Apakah “porak-parik” merupakan kata baru? Tentu tidak. Apakah kata tersebut sering dipungut untuk tajuk berita? Tampaknya tidak.
Pilihan kata adalah sebuah seni dalam menulis. Sebagian media kurang berani, bahkan kurang suka memanfaatkan kekayaan bahasa Indonesia. Mereka bersedia melakukannya setelah suatu kata diterima luas karena media lain juga menerapkannya. Misalnya kata “berkelindan” dan “semenjana”.

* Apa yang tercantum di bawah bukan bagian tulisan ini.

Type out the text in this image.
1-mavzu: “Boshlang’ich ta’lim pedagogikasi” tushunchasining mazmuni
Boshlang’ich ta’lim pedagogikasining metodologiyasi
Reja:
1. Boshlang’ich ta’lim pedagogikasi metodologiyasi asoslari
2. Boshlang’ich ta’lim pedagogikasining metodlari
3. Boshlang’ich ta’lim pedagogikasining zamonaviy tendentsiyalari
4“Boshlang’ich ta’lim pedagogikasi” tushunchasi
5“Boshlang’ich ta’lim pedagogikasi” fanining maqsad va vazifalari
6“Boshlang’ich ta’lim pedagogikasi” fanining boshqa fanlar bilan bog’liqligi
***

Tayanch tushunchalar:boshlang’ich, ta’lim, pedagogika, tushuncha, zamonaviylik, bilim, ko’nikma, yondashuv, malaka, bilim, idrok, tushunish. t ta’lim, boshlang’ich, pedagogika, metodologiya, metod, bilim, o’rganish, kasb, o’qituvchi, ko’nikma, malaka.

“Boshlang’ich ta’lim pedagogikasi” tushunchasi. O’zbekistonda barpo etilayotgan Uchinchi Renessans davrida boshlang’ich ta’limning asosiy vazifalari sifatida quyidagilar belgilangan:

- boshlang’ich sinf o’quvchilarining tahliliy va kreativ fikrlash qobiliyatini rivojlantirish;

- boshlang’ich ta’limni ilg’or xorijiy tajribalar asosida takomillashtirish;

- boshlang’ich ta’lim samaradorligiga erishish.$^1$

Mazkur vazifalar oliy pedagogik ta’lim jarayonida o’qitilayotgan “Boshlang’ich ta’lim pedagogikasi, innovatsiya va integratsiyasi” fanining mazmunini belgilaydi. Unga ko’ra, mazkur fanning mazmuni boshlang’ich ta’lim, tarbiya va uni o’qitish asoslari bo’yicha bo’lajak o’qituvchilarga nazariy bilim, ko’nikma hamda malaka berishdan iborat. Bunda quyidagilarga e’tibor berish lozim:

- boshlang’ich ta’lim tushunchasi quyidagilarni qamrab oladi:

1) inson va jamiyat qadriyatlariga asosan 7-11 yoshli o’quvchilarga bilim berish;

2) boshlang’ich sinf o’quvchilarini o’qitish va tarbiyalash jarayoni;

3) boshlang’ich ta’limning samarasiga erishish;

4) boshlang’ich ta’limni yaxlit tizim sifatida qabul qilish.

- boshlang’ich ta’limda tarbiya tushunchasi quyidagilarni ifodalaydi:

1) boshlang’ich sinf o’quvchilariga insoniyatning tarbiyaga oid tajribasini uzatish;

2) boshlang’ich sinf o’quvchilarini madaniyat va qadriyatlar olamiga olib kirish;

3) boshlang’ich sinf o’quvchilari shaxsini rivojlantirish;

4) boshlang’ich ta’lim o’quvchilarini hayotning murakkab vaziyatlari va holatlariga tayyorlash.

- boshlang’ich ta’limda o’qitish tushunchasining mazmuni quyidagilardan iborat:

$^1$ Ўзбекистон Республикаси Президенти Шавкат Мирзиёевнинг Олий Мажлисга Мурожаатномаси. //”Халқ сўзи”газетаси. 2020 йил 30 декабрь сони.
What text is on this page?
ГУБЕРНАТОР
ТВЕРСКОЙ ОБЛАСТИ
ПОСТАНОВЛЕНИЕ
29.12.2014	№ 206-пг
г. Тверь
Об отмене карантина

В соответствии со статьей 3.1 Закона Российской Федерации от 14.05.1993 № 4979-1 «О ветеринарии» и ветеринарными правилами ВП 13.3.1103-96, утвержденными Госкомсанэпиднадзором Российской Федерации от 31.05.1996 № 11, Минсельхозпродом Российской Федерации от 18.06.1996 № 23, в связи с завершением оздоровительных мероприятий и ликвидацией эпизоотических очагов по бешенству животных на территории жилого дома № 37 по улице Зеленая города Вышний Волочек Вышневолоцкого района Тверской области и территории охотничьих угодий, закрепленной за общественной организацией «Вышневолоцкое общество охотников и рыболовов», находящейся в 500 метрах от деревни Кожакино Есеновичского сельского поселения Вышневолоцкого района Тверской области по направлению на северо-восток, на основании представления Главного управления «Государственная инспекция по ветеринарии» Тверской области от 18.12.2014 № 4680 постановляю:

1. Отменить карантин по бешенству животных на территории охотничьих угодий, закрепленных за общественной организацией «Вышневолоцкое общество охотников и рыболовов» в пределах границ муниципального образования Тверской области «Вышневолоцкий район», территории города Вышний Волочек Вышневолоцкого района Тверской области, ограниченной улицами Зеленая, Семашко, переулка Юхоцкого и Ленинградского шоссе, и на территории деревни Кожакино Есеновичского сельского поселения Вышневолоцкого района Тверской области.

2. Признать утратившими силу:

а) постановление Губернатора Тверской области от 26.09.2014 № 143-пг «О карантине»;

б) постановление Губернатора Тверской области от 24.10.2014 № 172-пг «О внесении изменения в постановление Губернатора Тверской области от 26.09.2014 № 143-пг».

Saya tergerak menulis ini setelah menemukan porak-parik dalam Koran Tempo (13/6/2024). Kemudian secara acak saya cari media lain yang memungut kata tersebut untuk judul. Ada. Misalnya Liputan 6 (5/5/2020) dan Amanah Sultra (21/7/2023).
Dahulu kala, sebelum ada media daring, gaya bahasa Pos Kota maupun Sinar Pagi (pun Sentana) itu berbeda dari Kompas, Bisnis Indonesia, Republika, Kontan, dan Tempo. Setiap penerbit dan redaksi tahu siapa pembacanya.
Kini, di ranah media berita daring bagaimana? Entah. Eh, saya malah menduga cara berbahasa beberapa media berita lebih mudah: ikuti saja gaya media sosial karena itulah bahasa yang hidup, tanpa berpusing diri dengan kaidah. Yang penting sama-sama paham. Juga: ramah Google.
Juga dahulu untuk kata serapan pun setiap media berbeda. Seingat saya — semoga salah, akan terbuktikan oleh arsip — sebelum 1997 Pos Kota dan Sinar Pagi tak pernah memakai kata “klarifikasi”.